Results: We consider the parameter treewidth t of the underlying undirected graph of the input network, presenting dynamic programming algorithms for (slight generalizations of) all three versions of the parsimony problem on size-n networks running in times [Formula: see text], [Formula: see text], and [Formula: see text], respectively. Our algorithms use a formulation of the treewidth that may facilitate formalizing treewidth-based dynamic programming algorithms on phylogenetic networks for other problems.

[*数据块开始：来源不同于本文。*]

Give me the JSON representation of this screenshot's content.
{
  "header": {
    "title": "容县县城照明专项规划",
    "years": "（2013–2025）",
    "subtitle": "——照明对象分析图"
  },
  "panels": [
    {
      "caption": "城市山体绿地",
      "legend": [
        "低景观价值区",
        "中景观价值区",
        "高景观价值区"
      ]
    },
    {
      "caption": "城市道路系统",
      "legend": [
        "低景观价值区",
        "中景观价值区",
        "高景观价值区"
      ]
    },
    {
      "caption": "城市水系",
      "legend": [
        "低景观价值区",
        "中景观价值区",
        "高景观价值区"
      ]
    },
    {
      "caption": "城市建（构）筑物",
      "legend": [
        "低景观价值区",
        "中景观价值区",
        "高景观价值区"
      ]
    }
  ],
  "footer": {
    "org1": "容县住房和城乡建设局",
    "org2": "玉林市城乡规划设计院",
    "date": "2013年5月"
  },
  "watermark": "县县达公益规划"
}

Conclusions: Our algorithms allow the computation of the three popular parsimony scores, modeling the evolutionary development of a (multistate) character on a given phylogenetic network of low treewidth. Our results subsume and improve previously known algorithm for all three variants. While our results rely on being given a "good" tree-decomposition of the input, encouraging theoretical results as well as practical implementations producing them are publicly available. We present a reformulation of tree decompositions in terms of "agreeing trees" on the same set of nodes. As this formulation may come more natural to researchers and engineers developing algorithms for phylogenetic networks, we hope to render exploiting the input network's treewidth as parameter more accessible to this audience.

求助全文

通过发布文献求助，成功后即可免费获取论文全文。去求助

来源期刊

Algorithms for Molecular Biology 生物-生化研究方法

CiteScore

2.40

自引率

10.00%

发文量

审稿时长

>12 weeks

期刊介绍： Algorithms for Molecular Biology publishes articles on novel algorithms for biological sequence and structure analysis, phylogeny reconstruction, and combinatorial algorithms and machine learning. Areas of interest include but are not limited to: algorithms for RNA and protein structure analysis, gene prediction and genome analysis, comparative sequence analysis and alignment, phylogeny, gene expression, machine learning, and combinatorial algorithms. Where appropriate, manuscripts should describe applications to real-world data. However, pure algorithm papers are also welcome if future applications to biological data are to be expected, or if they address complexity or approximation issues of novel computational problems in molecular biology. Articles about novel software tools will be considered for publication if they contain some algorithmically interesting aspects.